Still the hive did give me an artificial swarm  (split) and i made use of the 10 drawn u frames in my taps. Like always with beekeeping, you loose in some areas and gain in others.



Bramble, clover and of course the chestnut trees are in full flower. The glorious stink of chestnut emminating from the hives is reasuring that all colonies are getting what they need. Full nectar flow means happy bees and hives full of honey. Honey supers should be on all hives now and queen excluders should be cleaned and stored away until next spring. The summer honey  allows a late harvest and all brood (mostly drone) layed in to the upper parts of the hive ( the supers) will mostly hatch out and be replaced by honey, by the end of august, just in time for the harvest, but abpve all the queen has the freedom of the hive to organise more honey storage and brood production, so she is much less lilely to swarm. \Theres also a good arguement that shes already starting to prepare for the coming dearth , before the onset of autumn, depressing though it might be, it wont be far away!!
It is a waste of time putting on a honey super after the middle of july, as its the end of the main nectar flow and the end of the swarming season.



This swarm had been on this garden fence for probably four days and had built comb in to the fence. we managed to get most of the bees off, so we then were able to remove the comb and remarkably the bees just walked off the fence, in to the new hive we placed on the floor just adjacent. Its almost as if they were pleased of their new accomodation. The colony has a very small queen that appears to be laying well, so fingers crossed. Thanks again Alan, it was a rather nasty ditch, that was full of nettles that you managed to climb up, while i stood the other side of the fence, as you smoked them across.

Another person that called me, said they had the remains of a small swarm in their vegetable patch that had mostly disipated to elsewhere, so i put a swarm trap out and he morning after  a swarm arrived and took up residence. Its just having enough traps and material thats the problem. You must have well used nucs, with well used frames in, if you want a realistic chance of success.

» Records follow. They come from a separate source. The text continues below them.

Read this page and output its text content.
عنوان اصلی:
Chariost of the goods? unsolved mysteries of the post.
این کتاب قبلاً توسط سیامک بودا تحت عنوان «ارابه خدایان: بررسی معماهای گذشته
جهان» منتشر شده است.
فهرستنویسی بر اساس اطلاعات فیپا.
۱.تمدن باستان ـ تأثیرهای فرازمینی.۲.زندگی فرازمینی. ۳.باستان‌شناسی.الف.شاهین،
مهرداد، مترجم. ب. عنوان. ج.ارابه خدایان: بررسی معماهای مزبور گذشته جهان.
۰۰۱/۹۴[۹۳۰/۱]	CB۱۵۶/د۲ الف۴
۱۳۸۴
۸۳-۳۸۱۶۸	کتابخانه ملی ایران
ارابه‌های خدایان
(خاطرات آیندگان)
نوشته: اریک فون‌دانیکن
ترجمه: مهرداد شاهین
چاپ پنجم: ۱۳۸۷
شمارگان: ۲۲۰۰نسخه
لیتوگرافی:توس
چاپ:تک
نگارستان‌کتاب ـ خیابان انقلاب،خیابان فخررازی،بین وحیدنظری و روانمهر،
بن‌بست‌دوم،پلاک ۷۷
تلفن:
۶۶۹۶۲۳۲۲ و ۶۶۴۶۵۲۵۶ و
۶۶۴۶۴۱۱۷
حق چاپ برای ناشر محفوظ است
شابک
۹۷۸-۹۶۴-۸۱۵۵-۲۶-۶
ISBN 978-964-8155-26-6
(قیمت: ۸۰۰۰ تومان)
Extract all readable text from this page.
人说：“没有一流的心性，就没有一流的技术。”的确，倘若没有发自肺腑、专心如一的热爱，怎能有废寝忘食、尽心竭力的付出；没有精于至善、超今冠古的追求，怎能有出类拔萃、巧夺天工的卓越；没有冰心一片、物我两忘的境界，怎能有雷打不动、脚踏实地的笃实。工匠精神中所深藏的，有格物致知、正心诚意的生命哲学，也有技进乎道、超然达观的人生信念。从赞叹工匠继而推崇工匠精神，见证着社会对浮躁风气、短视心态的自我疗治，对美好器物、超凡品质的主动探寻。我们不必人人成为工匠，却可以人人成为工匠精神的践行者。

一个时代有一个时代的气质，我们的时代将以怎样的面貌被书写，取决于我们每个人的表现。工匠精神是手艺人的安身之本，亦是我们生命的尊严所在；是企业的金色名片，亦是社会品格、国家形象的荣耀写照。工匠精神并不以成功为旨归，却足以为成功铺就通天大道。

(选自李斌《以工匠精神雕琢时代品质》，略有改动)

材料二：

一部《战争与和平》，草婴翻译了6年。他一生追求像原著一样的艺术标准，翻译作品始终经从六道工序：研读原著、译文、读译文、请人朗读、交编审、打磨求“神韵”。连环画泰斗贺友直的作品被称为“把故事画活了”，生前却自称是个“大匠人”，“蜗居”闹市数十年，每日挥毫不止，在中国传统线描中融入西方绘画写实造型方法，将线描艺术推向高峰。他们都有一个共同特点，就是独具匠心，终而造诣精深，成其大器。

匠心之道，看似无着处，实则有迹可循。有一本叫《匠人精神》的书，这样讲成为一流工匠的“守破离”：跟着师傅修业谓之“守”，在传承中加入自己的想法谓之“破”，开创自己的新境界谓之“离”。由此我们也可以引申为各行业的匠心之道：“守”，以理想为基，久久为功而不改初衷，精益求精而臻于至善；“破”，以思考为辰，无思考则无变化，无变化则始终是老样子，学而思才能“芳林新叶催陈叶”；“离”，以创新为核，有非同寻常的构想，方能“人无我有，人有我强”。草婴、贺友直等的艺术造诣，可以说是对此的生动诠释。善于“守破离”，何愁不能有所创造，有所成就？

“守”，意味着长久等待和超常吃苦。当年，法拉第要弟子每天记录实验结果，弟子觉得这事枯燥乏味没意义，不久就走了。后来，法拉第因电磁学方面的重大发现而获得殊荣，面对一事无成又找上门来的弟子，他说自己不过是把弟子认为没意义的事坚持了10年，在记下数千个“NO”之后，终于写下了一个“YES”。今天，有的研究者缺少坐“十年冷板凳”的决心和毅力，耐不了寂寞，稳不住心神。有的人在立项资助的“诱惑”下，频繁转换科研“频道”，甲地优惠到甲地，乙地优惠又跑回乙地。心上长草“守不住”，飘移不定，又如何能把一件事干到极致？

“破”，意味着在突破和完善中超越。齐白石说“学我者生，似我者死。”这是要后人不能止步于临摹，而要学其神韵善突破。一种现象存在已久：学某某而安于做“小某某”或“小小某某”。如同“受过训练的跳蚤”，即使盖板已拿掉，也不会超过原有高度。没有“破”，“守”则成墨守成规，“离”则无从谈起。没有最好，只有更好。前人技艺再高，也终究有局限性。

My swarm traps have worked well. Over the last week I have found another 6 swarms in my traps. they are all of varying sizes, some on all 5 frames and some on only two. The smaller ones however, seem to be laying just as quickly as the larger colonies. As soon as you see a few eggs you are reasured that that colony has a realisitc chance of making it through this coming winter, in to the next spring. If the queen fails for many reasons, mostly she just is worn out and exhausted, then as long as she has laid a few eggs to cement her dynasty, thats all a colony will need under the emergency response to successfuly flood a larvae with royal jelly, float out and extend a worker cell in to a beautiful queen cell.


So my plan is to keep as many swarms as possible in ventilated nucs for overwintering.
My criteria for this will be, for this year that they have queens from this years artificially swarming, as its a pretty sure thing that most swarms will contain queens that are probably from last year or more than likely the year before.  I cant be any more selective than that, as i havent at this stage chosen eggs to graft from that subsequently will give me better  selected characteristics and so on! you have to start somewhere.

This will give me a brood factory for next year, so i can make up a very strong hive for queen rearing, which in turn might give me better stronger queens, it will allow me to have a nuc, or a queen ready to transfer in to another hive at short notice. and also give brood or frames of eggs to weaker colonies.
The whole concept is so clear to me now and initially is a lot of work to set up but in the long term the results should help make better queens and stronger hives but from a much more sustainable source!!

I hope your Bees are working well, good forecast for the next few days, just when we need it. Enjoy!!